What becomes clear is that most of the adults surrounding Evelyn are men, female friends are hard to come by especially when you have 10 kids to look after. When a fellow contest winner (Laura Dern) writes her and tells her about a club called The Affadaisies, a chirpy group of housewives who share her talent for contests, Evelyn takes the first trip in her life and we see her interacting with women her own age with a value system very close to her own. She also comes to realize that the era of these wit and skill contests are quickly coming to an end because the corporations are finding them too hard to manage. In the years that follow they will be replaced by drawings and cash sweepstakes that require no mindpower at all.
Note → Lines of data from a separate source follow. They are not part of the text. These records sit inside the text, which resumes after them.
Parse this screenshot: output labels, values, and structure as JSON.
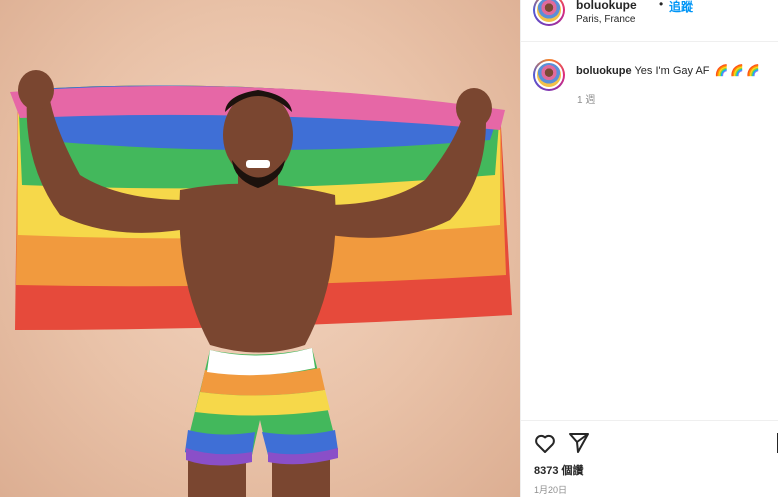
{
  "post": {
    "username": "boluokupe",
    "dot": "•",
    "follow_label": "追蹤",
    "location": "Paris, France",
    "caption": {
      "username": "boluokupe",
      "text": "Yes I'm Gay AF",
      "emojis": [
        "🌈",
        "🌈",
        "🌈"
      ],
      "time": "1 週"
    },
    "likes": "8373 個讚",
    "date": "1月20日"
  },
  "icons": {
    "like": "heart-icon",
    "share": "paper-plane-icon"
  },
  "colors": {
    "follow": "#0095f6",
    "background_photo": "#e9c2a8",
    "flag": [
      "#e64a3b",
      "#f19a3e",
      "#f6d84a",
      "#43b85c",
      "#3f6fd6",
      "#8a4fc8",
      "#e667a6"
    ]
  }
}
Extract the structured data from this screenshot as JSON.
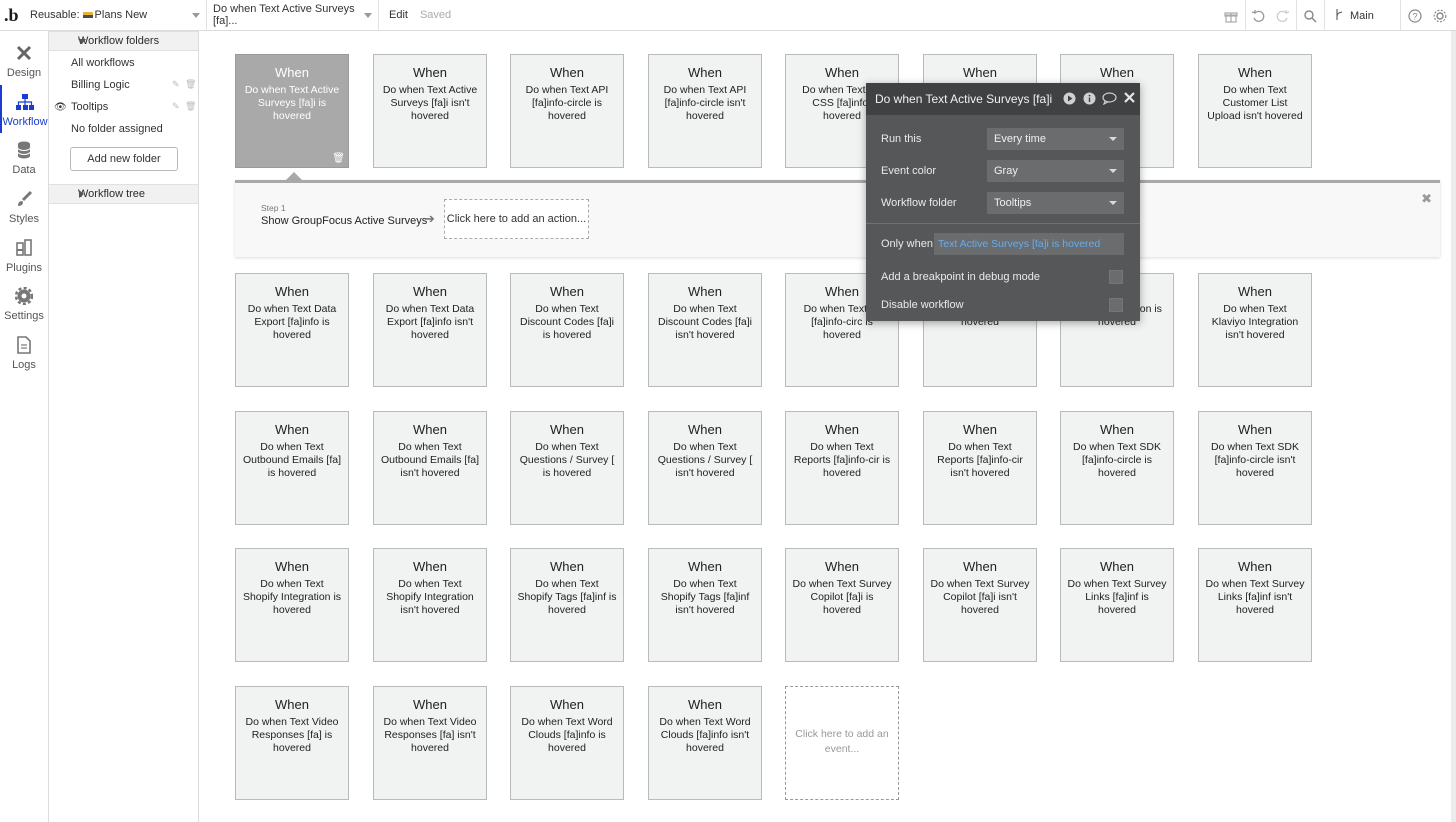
{
  "topbar": {
    "logo": ".b",
    "page_prefix": "Reusable:",
    "page_name": "Plans New",
    "workflow_select": "Do when Text Active Surveys [fa]...",
    "edit_label": "Edit",
    "saved_label": "Saved",
    "branch_label": "Main"
  },
  "sidebar": {
    "items": [
      {
        "label": "Design",
        "icon": "design-icon"
      },
      {
        "label": "Workflow",
        "icon": "workflow-icon"
      },
      {
        "label": "Data",
        "icon": "data-icon"
      },
      {
        "label": "Styles",
        "icon": "styles-icon"
      },
      {
        "label": "Plugins",
        "icon": "plugins-icon"
      },
      {
        "label": "Settings",
        "icon": "gear-icon"
      },
      {
        "label": "Logs",
        "icon": "logs-icon"
      }
    ]
  },
  "folders": {
    "header": "Workflow folders",
    "items": [
      "All workflows",
      "Billing Logic",
      "Tooltips",
      "No folder assigned"
    ],
    "add_button": "Add new folder",
    "tree_header": "Workflow tree"
  },
  "cards": {
    "when_label": "When",
    "row1": [
      "Do when Text Active Surveys [fa]i is hovered",
      "Do when Text Active Surveys [fa]i isn't hovered",
      "Do when Text API [fa]info-circle is hovered",
      "Do when Text API [fa]info-circle isn't hovered",
      "Do when Text Cu CSS [fa]info- hovered",
      "",
      "xt pload",
      "Do when Text Customer List Upload isn't hovered"
    ],
    "row2": [
      "Do when Text Data Export [fa]info is hovered",
      "Do when Text Data Export [fa]info isn't hovered",
      "Do when Text Discount Codes [fa]i is hovered",
      "Do when Text Discount Codes [fa]i isn't hovered",
      "Do when Text Er [fa]info-circ is hovered",
      "[fa]info-circ isn't hovered",
      "laviyo Integration is hovered",
      "Do when Text Klaviyo Integration isn't hovered"
    ],
    "row3": [
      "Do when Text Outbound Emails [fa] is hovered",
      "Do when Text Outbound Emails [fa] isn't hovered",
      "Do when Text Questions / Survey [ is hovered",
      "Do when Text Questions / Survey [ isn't hovered",
      "Do when Text Reports [fa]info-cir is hovered",
      "Do when Text Reports [fa]info-cir isn't hovered",
      "Do when Text SDK [fa]info-circle is hovered",
      "Do when Text SDK [fa]info-circle isn't hovered"
    ],
    "row4": [
      "Do when Text Shopify Integration is hovered",
      "Do when Text Shopify Integration isn't hovered",
      "Do when Text Shopify Tags [fa]inf is hovered",
      "Do when Text Shopify Tags [fa]inf isn't hovered",
      "Do when Text Survey Copilot [fa]i is hovered",
      "Do when Text Survey Copilot [fa]i isn't hovered",
      "Do when Text Survey Links [fa]inf is hovered",
      "Do when Text Survey Links [fa]inf isn't hovered"
    ],
    "row5": [
      "Do when Text Video Responses [fa] is hovered",
      "Do when Text Video Responses [fa] isn't hovered",
      "Do when Text Word Clouds [fa]info is hovered",
      "Do when Text Word Clouds [fa]info isn't hovered"
    ],
    "add_event": "Click here to add an event..."
  },
  "action_strip": {
    "step_label": "Step 1",
    "step_title": "Show GroupFocus Active Surveys",
    "add_action": "Click here to add an action..."
  },
  "props": {
    "title": "Do when Text Active Surveys [fa]i",
    "run_this_label": "Run this",
    "run_this_value": "Every time",
    "event_color_label": "Event color",
    "event_color_value": "Gray",
    "folder_label": "Workflow folder",
    "folder_value": "Tooltips",
    "only_when_label": "Only when",
    "only_when_value": "Text Active Surveys [fa]i is hovered",
    "breakpoint_label": "Add a breakpoint in debug mode",
    "disable_label": "Disable workflow"
  },
  "colors": {
    "accent": "#1a3dcf",
    "selected_card": "#a9a9a9",
    "card_bg": "#f1f2f2",
    "popup_bg": "#555759",
    "condition_text": "#62aef5"
  }
}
The third act of the film is where Moore’s performance shines best. Returning home from her trip she lives in the inevitability that her days of having a lifeline with the contests are numbered and it is right about this moment that she gets a call from the morgage company and learns that Kelly took out a second mortgage three years ago and didn’t tell anyone. Now it’s due and if it’s not paid in two days then they will lose their home. The family lays all it’s hopes on a Dr. Pepper contest with a cash value that will save their house. In a crushing scene, alone in her bedroom, she finally comes apart as she realizes that in a year there won’t be any contests and that her slender lifeline has drawn to an end. The sad realization sets in that this intelligent resourceful woman with uncanny coping skills has reached the end of her rope.
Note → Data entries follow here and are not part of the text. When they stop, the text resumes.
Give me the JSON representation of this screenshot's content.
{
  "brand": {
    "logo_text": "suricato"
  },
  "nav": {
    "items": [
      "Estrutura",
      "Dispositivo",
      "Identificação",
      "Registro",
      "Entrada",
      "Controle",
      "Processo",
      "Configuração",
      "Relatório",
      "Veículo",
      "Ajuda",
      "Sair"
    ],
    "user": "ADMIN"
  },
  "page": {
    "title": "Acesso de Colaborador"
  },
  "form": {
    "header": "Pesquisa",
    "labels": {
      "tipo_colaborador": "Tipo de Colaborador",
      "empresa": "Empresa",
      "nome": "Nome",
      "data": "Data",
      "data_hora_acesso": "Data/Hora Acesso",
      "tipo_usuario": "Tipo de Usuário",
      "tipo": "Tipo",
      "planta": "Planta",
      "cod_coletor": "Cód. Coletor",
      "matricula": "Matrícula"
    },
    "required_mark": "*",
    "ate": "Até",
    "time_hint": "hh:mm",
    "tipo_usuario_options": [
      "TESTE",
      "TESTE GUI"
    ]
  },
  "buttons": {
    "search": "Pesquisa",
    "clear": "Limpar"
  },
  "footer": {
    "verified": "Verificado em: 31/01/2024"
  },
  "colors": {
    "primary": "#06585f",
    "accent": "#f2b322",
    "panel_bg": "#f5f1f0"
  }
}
The Prize Winner of Defiance Ohio is based on a memoir written by the Ryan’s daughter Terry “Tuff” Ryan who marvels that, despite Kelly, Evelyn managed to raise 10 children and all turned out okay and none were seriously effected by Kelly’s childish example. Moore gives us moments that are wordless but amazingly effective. We can see that Evelyn is a prisoner of her time, when a woman had very little control over her own life. Had she lived a few years in the future she could have been a novelist, a journalist, an advertising executive or running her own company, she has that kind of mind. The fact that she managed to raise almost a dozen children and an insufferable husband was one of the most inspiring people you are ever likely to meet.